NSX Manager VIP Inaccessible Caused by Envoy Proxy Hang
search cancel

NSX Manager VIP Inaccessible Caused by Envoy Proxy Hang

book

Article ID: 423209

calendar_today

Updated On:

Products

VMware NSX

Issue/Introduction

The NSX Manager VIP become unresponsive and displaying the error message "This site can’t be reached" in the web browser with reason "ERR_CONNECTION_REFUSED" or "ERR_CONNECTION_TIMED_OUT".

Attempting to log in directly to the NSX Manager node that owns the VIP also fails with the same browser error, indicating that the node itself is unresponsive.

Logging in the envoy_access_log under /var/log/proxy/ has stopped, and no incoming API requests to the NSX Manager node are being recorded.

Root access to the NSX Manager node and running the following netstats command, which showed an unusually high count of connections on port 443 in the CLOSE_WAIT state.

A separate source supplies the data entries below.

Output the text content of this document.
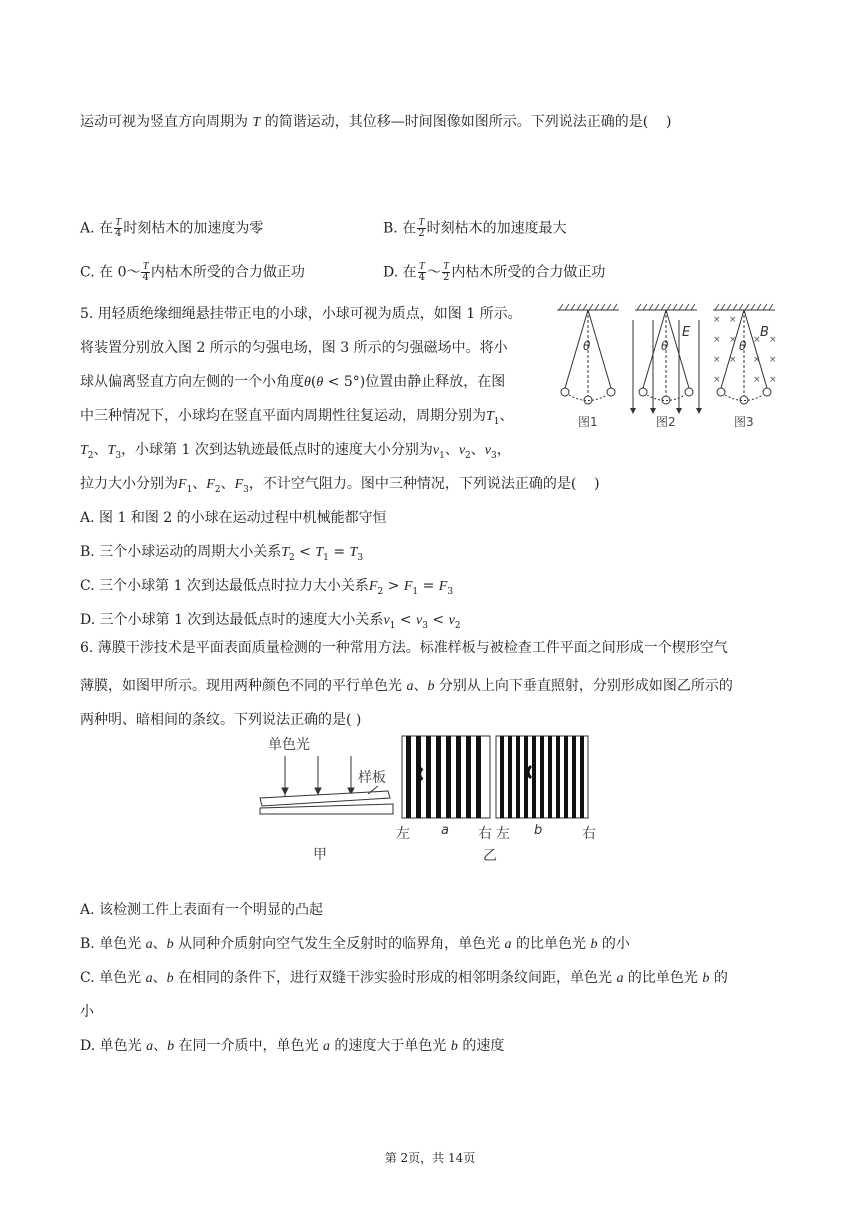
运动可视为竖直方向周期为 T 的简谐运动，其位移—时间图像如图所示。下列说法正确的是(    )
A. 在 $\frac{T}{4}$ 时刻枯木的加速度为零	B. 在 $\frac{T}{2}$ 时刻枯木的加速度最大
C. 在 0～ $\frac{T}{4}$ 内枯木所受的合力做正功	D. 在 $\frac{T}{4}$ ～ $\frac{T}{2}$ 内枯木所受的合力做正功
5. 用轻质绝缘细绳悬挂带正电的小球，小球可视为质点，如图 1 所示。
将装置分别放入图 2 所示的匀强电场，图 3 所示的匀强磁场中。将小
球从偏离竖直方向左侧的一个小角度θ(θ < 5°)位置由静止释放，在图
中三种情况下，小球均在竖直平面内周期性往复运动，周期分别为$T_1$、
$T_2$、$T_3$，小球第 1 次到达轨迹最低点时的速度大小分别为$v_1$、$v_2$、$v_3$，
拉力大小分别为$F_1$、$F_2$、$F_3$，不计空气阻力。图中三种情况，下列说法正确的是(    )
A. 图 1 和图 2 的小球在运动过程中机械能都守恒
B. 三个小球运动的周期大小关系$T_2 < T_1 = T_3$
C. 三个小球第 1 次到达最低点时拉力大小关系$F_2 > F_1 = F_3$
D. 三个小球第 1 次到达最低点时的速度大小关系$v_1 < v_3 < v_2$
×
×
×
×
×
×
×
×
×
×
×
×
×
θ	θ	θ
E	B
图1	图2	图3
6. 薄膜干涉技术是平面表面质量检测的一种常用方法。标准样板与被检查工件平面之间形成一个楔形空气
薄膜，如图甲所示。现用两种颜色不同的平行单色光 a、b 分别从上向下垂直照射，分别形成如图乙所示的
两种明、暗相间的条纹。下列说法正确的是( )
单色光
样板
甲
左 a 右 左 b	右
乙
A. 该检测工件上表面有一个明显的凸起
B. 单色光 a、b 从同种介质射向空气发生全反射时的临界角，单色光 a 的比单色光 b 的小
C. 单色光 a、b 在相同的条件下，进行双缝干涉实验时形成的相邻明条纹间距，单色光 a 的比单色光 b 的
小
D. 单色光 a、b 在同一介质中，单色光 a 的速度大于单色光 b 的速度
第 2页，共 14页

netstats -ano | grep ":443" | wc -l

Environment

VMware NSX

Cause

This issue occurs because the Envoy proxy service on the NSX Manager node that owns the VIP becomes unresponsive and is unable to process incoming API requests. As a result, the node stops generating API access logs, leaving the envoy_access_log empty.

Resolution

This issue is currently under investigation to determine the root cause. To assist with analysis, it is necessary to collect the NSX Manager support bundle and an Envoy service thread dump from the NSX Manager node while the problem is occurring.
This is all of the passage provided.